Para além disso, e na discussão na especialidade do mesmo OE, foi ainda aprovada a dispensa gratuita de "medicamentos antipsicóticos simples, pertencentes ao Grupo 2 - Sistema nervoso central com a referência 2.9.2. antipsicóticos simples, para administração oral e intramuscular" e dado conhecimento do aval dado pela Comissão de Orçamento e Finanças à formalização de "cinco equipas comunitárias de saúde mental para a infância e adolescência, uma por cada região de Portugal Continental, recrutando para o efeito um total de até 30 profissionais" – venha de lá o despacho conjunto da Saúde e das Finanças, por favor.

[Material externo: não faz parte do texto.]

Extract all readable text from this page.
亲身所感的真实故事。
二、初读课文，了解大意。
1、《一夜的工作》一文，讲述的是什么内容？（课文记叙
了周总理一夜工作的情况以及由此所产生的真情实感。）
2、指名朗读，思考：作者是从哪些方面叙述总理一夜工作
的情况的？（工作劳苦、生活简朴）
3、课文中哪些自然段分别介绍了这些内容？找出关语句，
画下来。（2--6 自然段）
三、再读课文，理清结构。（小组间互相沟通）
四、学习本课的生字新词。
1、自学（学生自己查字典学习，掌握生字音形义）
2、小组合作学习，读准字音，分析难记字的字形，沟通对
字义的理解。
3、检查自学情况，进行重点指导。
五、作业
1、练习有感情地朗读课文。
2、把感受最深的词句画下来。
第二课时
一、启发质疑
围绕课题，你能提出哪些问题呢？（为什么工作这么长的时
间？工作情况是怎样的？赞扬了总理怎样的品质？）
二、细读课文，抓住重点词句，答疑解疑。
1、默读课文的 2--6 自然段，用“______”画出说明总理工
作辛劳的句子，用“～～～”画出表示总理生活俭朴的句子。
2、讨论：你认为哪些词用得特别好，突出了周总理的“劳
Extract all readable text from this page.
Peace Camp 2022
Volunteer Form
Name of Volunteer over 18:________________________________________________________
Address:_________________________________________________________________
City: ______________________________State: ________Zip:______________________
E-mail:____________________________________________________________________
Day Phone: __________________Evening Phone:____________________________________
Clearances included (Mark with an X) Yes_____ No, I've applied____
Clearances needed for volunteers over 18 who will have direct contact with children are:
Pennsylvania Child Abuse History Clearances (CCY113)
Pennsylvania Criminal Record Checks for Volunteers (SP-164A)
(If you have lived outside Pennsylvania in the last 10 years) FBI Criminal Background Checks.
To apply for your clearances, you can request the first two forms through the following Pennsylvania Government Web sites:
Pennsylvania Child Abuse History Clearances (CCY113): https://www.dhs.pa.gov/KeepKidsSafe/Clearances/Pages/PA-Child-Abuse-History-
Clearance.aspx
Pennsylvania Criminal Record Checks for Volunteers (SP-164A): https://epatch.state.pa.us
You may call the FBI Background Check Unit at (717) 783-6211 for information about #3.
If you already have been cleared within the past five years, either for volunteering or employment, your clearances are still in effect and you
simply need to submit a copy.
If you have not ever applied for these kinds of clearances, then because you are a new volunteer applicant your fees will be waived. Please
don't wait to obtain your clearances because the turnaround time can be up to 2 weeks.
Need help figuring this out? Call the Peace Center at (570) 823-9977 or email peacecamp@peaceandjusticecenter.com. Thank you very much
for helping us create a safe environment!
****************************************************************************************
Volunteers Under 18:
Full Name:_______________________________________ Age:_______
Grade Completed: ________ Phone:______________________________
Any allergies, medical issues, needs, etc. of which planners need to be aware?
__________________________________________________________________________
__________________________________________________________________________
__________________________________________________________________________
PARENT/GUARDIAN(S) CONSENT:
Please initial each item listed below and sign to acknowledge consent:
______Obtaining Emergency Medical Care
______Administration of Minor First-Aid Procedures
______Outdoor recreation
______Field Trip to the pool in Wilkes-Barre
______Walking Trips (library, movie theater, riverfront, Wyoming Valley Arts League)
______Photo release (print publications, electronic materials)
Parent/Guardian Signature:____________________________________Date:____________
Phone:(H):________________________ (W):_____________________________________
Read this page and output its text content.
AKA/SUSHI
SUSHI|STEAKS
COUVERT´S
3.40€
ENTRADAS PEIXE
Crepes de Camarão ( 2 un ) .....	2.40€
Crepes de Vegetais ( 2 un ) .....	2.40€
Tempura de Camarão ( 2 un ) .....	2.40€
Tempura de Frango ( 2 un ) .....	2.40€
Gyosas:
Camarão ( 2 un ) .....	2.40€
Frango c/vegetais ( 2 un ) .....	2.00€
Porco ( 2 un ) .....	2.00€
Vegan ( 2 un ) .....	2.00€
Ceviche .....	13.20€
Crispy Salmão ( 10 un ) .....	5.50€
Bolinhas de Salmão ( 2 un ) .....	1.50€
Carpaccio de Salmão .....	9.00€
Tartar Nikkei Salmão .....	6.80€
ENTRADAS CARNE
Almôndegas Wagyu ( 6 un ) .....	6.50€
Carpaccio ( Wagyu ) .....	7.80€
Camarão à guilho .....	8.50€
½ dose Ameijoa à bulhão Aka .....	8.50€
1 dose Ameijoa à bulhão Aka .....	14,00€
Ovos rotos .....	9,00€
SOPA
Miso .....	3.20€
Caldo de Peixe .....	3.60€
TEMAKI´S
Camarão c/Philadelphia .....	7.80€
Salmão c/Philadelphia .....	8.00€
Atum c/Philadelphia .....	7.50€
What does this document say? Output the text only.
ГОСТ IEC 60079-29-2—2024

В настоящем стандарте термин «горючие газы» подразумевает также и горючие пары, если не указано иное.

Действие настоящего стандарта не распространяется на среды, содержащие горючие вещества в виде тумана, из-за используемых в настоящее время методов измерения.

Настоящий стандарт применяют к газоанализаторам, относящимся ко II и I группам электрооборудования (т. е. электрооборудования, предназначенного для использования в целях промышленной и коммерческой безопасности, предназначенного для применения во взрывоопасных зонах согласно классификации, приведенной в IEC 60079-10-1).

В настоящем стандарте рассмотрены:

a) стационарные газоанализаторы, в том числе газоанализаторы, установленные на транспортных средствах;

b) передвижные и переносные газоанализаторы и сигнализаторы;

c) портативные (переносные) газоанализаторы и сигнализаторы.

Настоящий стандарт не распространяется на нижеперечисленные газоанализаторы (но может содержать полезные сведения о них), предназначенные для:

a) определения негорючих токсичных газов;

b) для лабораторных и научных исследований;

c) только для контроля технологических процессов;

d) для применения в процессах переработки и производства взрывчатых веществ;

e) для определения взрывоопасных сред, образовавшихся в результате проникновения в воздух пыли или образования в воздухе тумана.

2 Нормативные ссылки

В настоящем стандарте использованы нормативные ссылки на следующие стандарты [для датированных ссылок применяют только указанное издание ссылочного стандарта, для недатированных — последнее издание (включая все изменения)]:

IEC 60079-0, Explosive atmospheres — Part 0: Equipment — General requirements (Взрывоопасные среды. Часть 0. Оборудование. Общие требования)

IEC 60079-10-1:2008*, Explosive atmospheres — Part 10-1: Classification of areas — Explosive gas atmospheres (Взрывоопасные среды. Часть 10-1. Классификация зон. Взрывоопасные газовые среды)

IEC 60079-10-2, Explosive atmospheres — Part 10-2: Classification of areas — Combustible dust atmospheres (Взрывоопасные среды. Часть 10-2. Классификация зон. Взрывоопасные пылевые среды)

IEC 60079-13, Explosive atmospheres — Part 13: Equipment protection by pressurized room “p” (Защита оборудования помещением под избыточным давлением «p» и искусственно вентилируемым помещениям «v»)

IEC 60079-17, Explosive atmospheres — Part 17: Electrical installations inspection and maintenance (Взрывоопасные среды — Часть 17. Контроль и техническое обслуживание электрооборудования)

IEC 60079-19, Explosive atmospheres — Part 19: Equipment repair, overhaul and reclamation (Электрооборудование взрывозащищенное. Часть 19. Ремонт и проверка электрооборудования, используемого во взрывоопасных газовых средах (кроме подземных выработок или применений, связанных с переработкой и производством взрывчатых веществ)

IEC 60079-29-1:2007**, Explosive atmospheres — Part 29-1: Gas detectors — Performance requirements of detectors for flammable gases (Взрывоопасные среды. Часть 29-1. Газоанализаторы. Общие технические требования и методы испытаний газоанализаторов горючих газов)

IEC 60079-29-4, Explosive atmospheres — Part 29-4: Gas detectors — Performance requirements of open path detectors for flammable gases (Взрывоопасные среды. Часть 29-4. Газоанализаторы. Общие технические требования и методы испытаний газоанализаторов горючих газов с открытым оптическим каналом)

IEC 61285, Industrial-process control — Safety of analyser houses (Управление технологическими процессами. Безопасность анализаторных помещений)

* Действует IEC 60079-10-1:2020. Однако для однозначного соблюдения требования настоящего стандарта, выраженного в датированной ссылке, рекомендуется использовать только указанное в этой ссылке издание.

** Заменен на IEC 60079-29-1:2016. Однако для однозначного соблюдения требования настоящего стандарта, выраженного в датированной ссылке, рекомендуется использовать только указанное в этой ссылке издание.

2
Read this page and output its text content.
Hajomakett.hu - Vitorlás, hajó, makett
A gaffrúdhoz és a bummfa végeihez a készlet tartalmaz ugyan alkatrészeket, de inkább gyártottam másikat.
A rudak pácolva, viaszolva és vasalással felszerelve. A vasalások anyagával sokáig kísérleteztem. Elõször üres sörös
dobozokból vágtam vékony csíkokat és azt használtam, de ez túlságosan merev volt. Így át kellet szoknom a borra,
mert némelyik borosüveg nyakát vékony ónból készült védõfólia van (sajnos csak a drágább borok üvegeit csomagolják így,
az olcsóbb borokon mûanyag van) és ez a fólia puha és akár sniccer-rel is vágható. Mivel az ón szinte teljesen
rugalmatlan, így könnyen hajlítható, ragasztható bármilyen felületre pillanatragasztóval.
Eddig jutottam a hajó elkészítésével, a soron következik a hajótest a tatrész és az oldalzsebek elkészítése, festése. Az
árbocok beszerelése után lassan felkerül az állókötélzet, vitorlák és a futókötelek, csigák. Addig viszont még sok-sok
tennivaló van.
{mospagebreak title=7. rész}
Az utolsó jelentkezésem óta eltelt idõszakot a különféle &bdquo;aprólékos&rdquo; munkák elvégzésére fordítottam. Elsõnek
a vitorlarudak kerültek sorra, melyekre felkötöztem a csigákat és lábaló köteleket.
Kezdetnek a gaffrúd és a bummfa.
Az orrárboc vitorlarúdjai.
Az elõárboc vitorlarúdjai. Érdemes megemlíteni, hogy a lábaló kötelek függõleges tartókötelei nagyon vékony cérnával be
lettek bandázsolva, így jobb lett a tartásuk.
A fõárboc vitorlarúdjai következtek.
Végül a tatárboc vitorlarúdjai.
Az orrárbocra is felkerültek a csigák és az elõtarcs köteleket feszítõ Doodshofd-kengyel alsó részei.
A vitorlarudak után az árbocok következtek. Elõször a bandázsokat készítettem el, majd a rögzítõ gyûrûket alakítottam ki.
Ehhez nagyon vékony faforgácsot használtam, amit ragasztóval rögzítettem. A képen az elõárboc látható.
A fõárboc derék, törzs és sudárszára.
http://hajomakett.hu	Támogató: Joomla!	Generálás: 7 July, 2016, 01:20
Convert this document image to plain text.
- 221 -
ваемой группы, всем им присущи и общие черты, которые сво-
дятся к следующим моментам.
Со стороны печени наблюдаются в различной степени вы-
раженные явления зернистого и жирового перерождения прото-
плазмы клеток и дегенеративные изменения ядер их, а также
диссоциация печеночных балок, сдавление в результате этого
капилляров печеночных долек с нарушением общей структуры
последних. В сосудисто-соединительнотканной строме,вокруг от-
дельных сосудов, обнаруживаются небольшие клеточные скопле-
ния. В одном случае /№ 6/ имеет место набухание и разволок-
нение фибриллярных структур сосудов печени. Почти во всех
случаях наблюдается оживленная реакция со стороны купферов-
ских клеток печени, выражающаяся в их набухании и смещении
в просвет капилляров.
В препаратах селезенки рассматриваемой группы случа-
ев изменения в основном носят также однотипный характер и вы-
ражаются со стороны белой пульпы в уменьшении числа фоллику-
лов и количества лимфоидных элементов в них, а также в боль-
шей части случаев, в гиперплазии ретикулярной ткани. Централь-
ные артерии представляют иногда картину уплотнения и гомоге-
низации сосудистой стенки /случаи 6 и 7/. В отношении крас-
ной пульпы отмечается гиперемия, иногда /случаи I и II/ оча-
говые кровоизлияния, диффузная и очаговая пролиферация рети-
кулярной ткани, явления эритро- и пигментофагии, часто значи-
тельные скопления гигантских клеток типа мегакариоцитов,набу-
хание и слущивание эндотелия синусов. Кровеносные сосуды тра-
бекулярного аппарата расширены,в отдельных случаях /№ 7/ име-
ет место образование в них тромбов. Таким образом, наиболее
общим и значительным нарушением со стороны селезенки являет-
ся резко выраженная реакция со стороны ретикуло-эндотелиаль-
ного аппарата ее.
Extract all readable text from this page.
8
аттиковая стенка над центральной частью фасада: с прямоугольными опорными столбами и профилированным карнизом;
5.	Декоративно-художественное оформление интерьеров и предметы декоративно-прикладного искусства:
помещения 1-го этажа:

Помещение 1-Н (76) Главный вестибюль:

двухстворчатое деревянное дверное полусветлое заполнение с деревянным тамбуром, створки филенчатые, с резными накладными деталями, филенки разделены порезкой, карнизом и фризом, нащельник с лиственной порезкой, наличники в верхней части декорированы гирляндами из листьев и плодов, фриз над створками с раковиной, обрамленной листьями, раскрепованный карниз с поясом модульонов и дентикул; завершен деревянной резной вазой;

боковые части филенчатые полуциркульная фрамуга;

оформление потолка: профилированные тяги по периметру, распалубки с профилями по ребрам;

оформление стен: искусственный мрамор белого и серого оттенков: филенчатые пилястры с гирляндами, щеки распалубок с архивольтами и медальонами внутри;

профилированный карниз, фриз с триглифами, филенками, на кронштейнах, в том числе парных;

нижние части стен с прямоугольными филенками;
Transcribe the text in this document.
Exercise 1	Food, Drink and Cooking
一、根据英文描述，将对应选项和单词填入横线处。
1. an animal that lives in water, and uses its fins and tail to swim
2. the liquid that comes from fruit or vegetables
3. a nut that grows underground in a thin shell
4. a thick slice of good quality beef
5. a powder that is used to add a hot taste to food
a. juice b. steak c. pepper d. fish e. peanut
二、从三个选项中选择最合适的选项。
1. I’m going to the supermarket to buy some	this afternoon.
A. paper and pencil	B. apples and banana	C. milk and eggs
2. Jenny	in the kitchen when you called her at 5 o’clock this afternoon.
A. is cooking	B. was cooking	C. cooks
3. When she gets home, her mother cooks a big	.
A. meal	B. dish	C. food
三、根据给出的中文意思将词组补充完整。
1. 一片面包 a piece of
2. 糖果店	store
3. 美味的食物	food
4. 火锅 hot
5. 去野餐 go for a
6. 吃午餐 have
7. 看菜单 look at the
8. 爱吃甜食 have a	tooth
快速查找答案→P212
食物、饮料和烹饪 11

Também no programa preliminar do Plano de Recuperação e Resiliência estão previstos 85 milhões para a “Conclusão da Reforma da Saúde Mental”.

Todos estes propósitos terão de ser cumpridos, nomeadamente com contratação de recursos humanos das diferentes áreas profissionais e nos diferentes níveis de cuidados de saúde. Os recursos humanos são o grande trunfo do trabalho em saúde mental e, em conjunto com a obrigatória articulação de respostas, a aposta que é necessário fazer-se. Sem essa articulação real a saúde mental não avança e por mais investimento económico que exista a realidade não se vai alterar.

Um último aspeto que me parece prioritário é o desenvolvimento de estratégias e ações para aumentar a literacia em saúde mental e o envolvimento dos doentes e famílias no desenrolar das políticas públicas nesta área.

Não há saúde sem saúde mental, ponto.

 

* Ana Matos Pires - Médica psiquiatra. Diretora do Serviço de Psiquiatria da Unidade Local de Saúde do Baixo Alentejo.